Recent Telephone Consumer Protection Act (TCPA) developments have made it vital that collection agencies take a proactive, and sustainable, approach to managing contact consent, as well as revocation of that consent. The following list of questions may be helpful in considering where your process currently stands.
Considerations Regarding Consent at the Originator
- How is consent captured by the originators?
- Do their contracts contain the broadest possible language?
- Is the language affirmative vs. passive?
- Are the consent clauses conspicuous?
- Do they address downstream consent?
Tracking Consent at the Debt Collector
- How do we currently track consent?
- Is the process different across business lines?
- How do we treat implied consent?
- Which accounts do I currently have consent to call?
- Which consumer accounts have I previously had conversations with, have they already made payments, and have they already given consent?
- Do certain accounts create challenges for our work procedures and call flows?
- What is our strategy for identifying and tracking wrong or re-assigned numbers?
Managing Revocation of Consent
- Revocation of consent can come in many forms, and through many channels. Have we identified and mapped processes for all of these? (Examples include: to the agency by mail, phone call with a consumer, correspondence from an attorney, correspondence from the client)
- Is revocation of consent addressed in our policies and procedures, as well as in our training process?
- How is revocation data collected? Is there a central repository?
- Are we recording 100% of our calls, and does our QA or voice analytics process turn up instances of un-recorded revocation?
- Is there an information flow from the originator to the service provider regarding revocation of consent?
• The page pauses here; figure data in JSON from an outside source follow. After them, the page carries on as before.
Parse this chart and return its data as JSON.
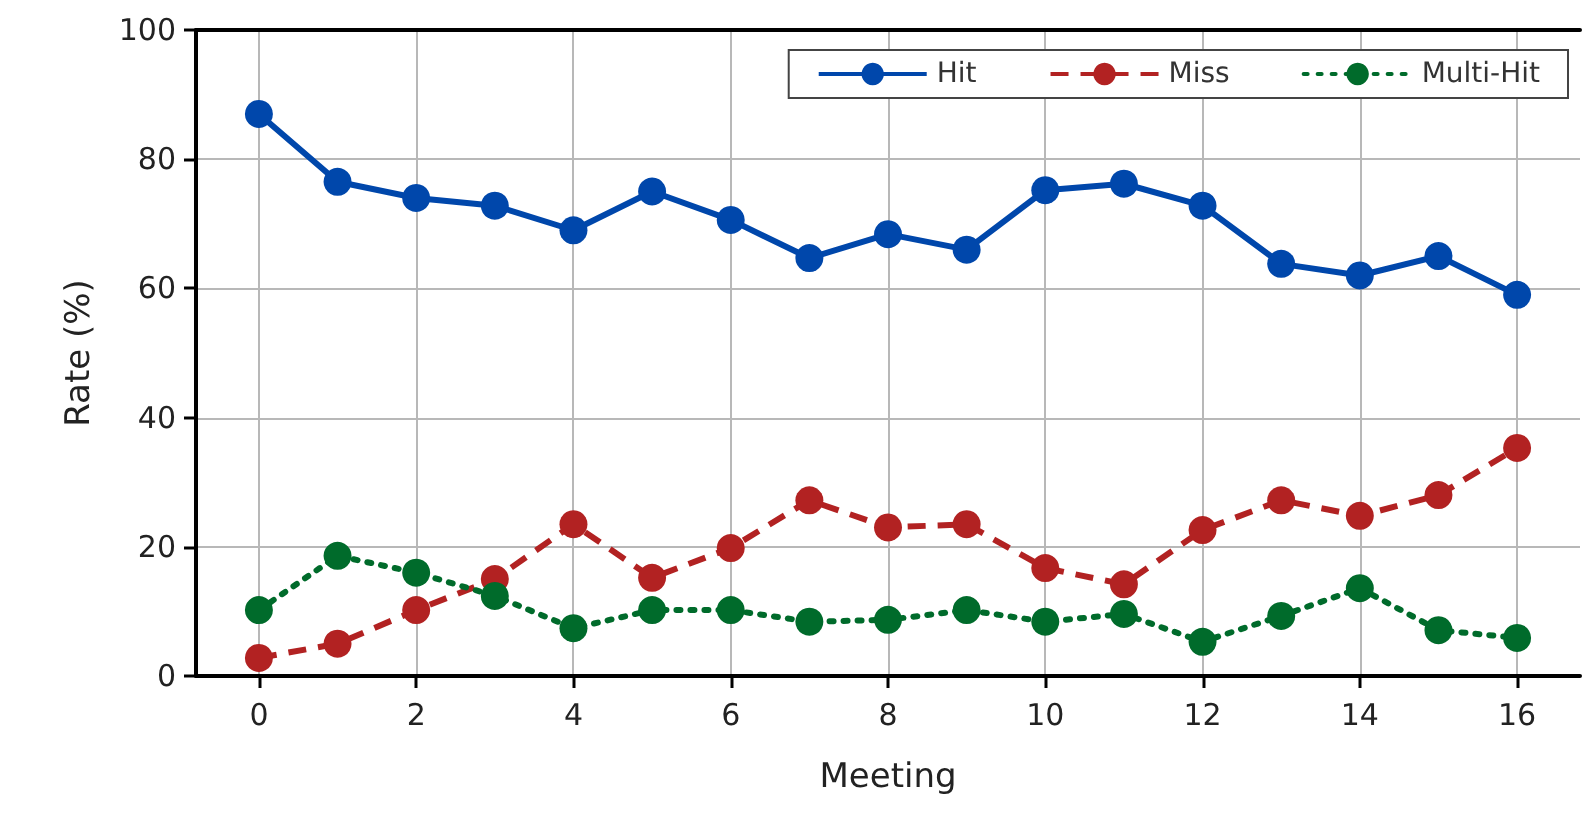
{
  "chart_data": {
    "type": "line",
    "xlabel": "Meeting",
    "ylabel": "Rate (%)",
    "x": [
      0,
      1,
      2,
      3,
      4,
      5,
      6,
      7,
      8,
      9,
      10,
      11,
      12,
      13,
      14,
      15,
      16
    ],
    "xlim": [
      -0.8,
      16.8
    ],
    "xticks": [
      0,
      2,
      4,
      6,
      8,
      10,
      12,
      14,
      16
    ],
    "ylim": [
      0,
      100
    ],
    "yticks": [
      0,
      20,
      40,
      60,
      80,
      100
    ],
    "grid": true,
    "legend": "top right",
    "marker": "circle",
    "series": [
      {
        "name": "Hit",
        "color": "#0047ab",
        "line_style": "solid",
        "values": [
          87,
          76.5,
          74,
          72.8,
          69,
          75,
          70.6,
          64.7,
          68.4,
          66,
          75.2,
          76.2,
          72.8,
          63.8,
          62,
          65,
          59
        ]
      },
      {
        "name": "Miss",
        "color": "#b22222",
        "line_style": "dashed",
        "values": [
          2.8,
          5,
          10.2,
          15,
          23.5,
          15.2,
          19.8,
          27.2,
          23,
          23.5,
          16.7,
          14.2,
          22.6,
          27.2,
          24.8,
          28,
          35.3
        ]
      },
      {
        "name": "Multi-Hit",
        "color": "#006b2b",
        "line_style": "dotted",
        "values": [
          10.2,
          18.6,
          16,
          12.4,
          7.4,
          10.2,
          10.2,
          8.4,
          8.7,
          10.2,
          8.4,
          9.6,
          5.3,
          9.3,
          13.6,
          7.1,
          5.9
        ]
      }
    ]
  }
}
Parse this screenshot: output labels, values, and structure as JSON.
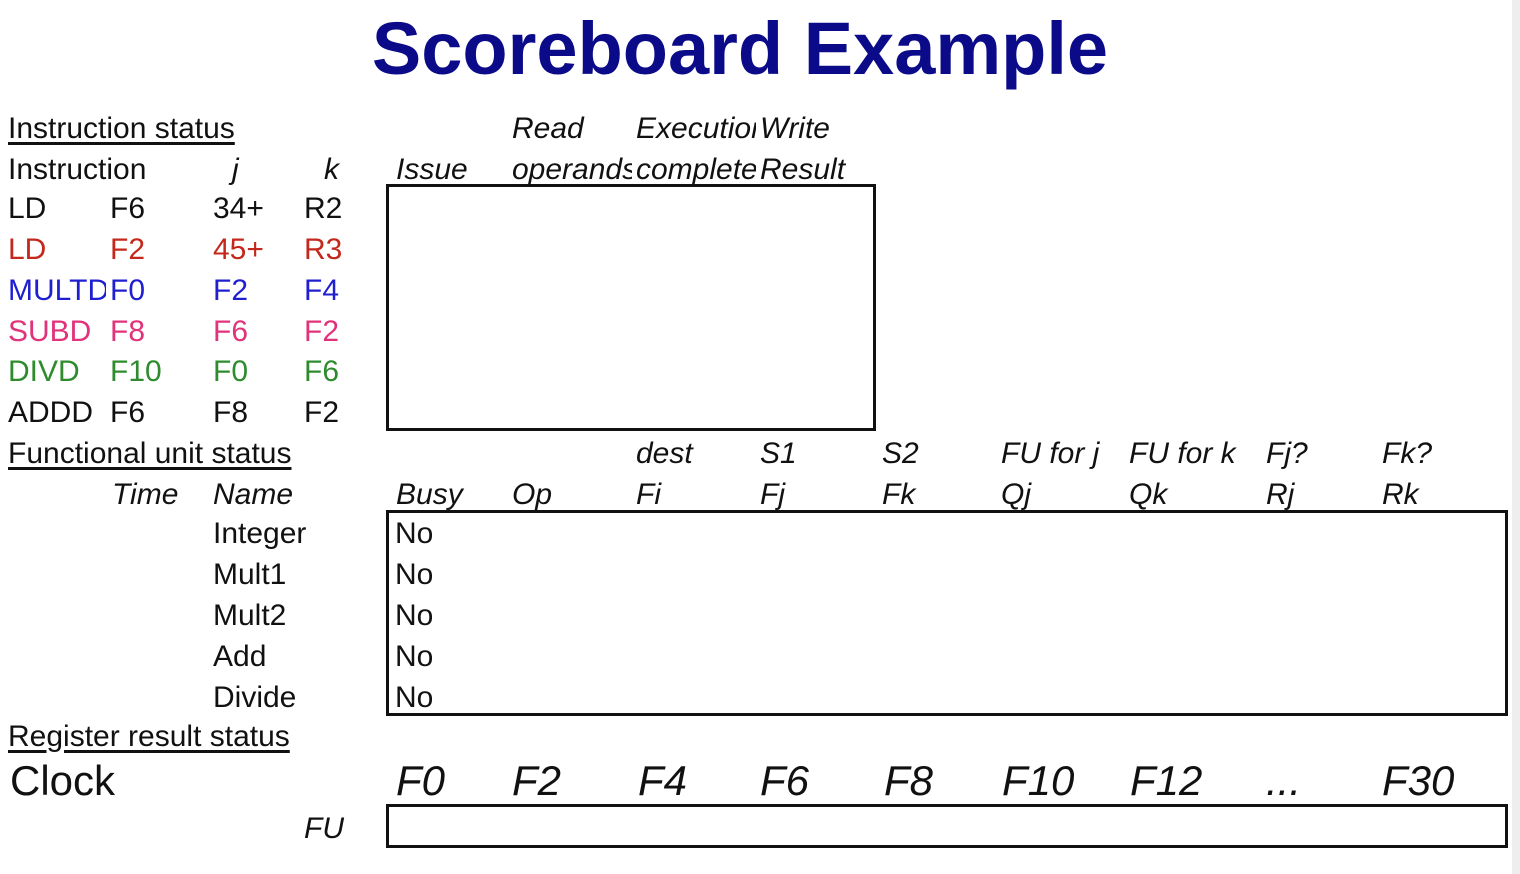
{
  "title": "Scoreboard Example",
  "colors": {
    "title": "#0b0b8a",
    "black": "#111111",
    "red": "#c4271b",
    "blue": "#1f1fd1",
    "pink": "#e0337a",
    "green": "#2e8b2e"
  },
  "instruction_status": {
    "heading": "Instruction status",
    "col_instruction": "Instruction",
    "col_j": "j",
    "col_k": "k",
    "col_issue": "Issue",
    "col_read_top": "Read",
    "col_read_bottom": "operands",
    "col_exec_top": "Execution",
    "col_exec_bottom": "complete",
    "col_write_top": "Write",
    "col_write_bottom": "Result",
    "rows": [
      {
        "op": "LD",
        "dest": "F6",
        "j": "34+",
        "k": "R2",
        "color": "#111111"
      },
      {
        "op": "LD",
        "dest": "F2",
        "j": "45+",
        "k": "R3",
        "color": "#c4271b"
      },
      {
        "op": "MULTD",
        "dest": "F0",
        "j": "F2",
        "k": "F4",
        "color": "#1f1fd1"
      },
      {
        "op": "SUBD",
        "dest": "F8",
        "j": "F6",
        "k": "F2",
        "color": "#e0337a"
      },
      {
        "op": "DIVD",
        "dest": "F10",
        "j": "F0",
        "k": "F6",
        "color": "#2e8b2e"
      },
      {
        "op": "ADDD",
        "dest": "F6",
        "j": "F8",
        "k": "F2",
        "color": "#111111"
      }
    ]
  },
  "functional_unit_status": {
    "heading": "Functional unit status",
    "top_headers": [
      "dest",
      "S1",
      "S2",
      "FU for j",
      "FU for k",
      "Fj?",
      "Fk?"
    ],
    "col_time": "Time",
    "col_name": "Name",
    "bottom_headers": [
      "Busy",
      "Op",
      "Fi",
      "Fj",
      "Fk",
      "Qj",
      "Qk",
      "Rj",
      "Rk"
    ],
    "rows": [
      {
        "name": "Integer",
        "busy": "No"
      },
      {
        "name": "Mult1",
        "busy": "No"
      },
      {
        "name": "Mult2",
        "busy": "No"
      },
      {
        "name": "Add",
        "busy": "No"
      },
      {
        "name": "Divide",
        "busy": "No"
      }
    ]
  },
  "register_result_status": {
    "heading": "Register result status",
    "clock_label": "Clock",
    "fu_label": "FU",
    "registers": [
      "F0",
      "F2",
      "F4",
      "F6",
      "F8",
      "F10",
      "F12",
      "...",
      "F30"
    ]
  }
}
By creating workflows based on account segments, you will maximize collection potential and minimize contact risk. Today, there are many applications available to visualize your processes with flow charts for all of your policies and procedures.
The following tools, utilities, and training, whether incorporated into your collection software or added as stand-alone solutions, will assist in making your consent-related policies and procedures practical and sustainable:
- Collection recovery scores
- E-signature, text, and email capability to quickly facilitate consent capture
- Call recording and retrieval technology to capture and retrieve consent recordings
- Agency-defined database fields and screens to notate and track consent and revocation
- Corresponding system workflows that mimic and align your system users to your consent capture policies and procedures
- Document storage repository for electronic consent storage and retrieval
- Thorough training for how to utilize these system features during employee onboarding
- Ongoing refresher training courses for employees
- Continued corporate communication highlighting the importance of compliance with the rules related to producing proof of consent
By taking a proactive and sustainable approach to managing both consent and its revocation, collection agencies will minimize TCPA risk. While many of you are likely familiar with the answers to some or most of the questions provided above, you may want to provide this article to your staff and ask them to use it as a checklist to conduct a review of your current consent-related policies and procedures.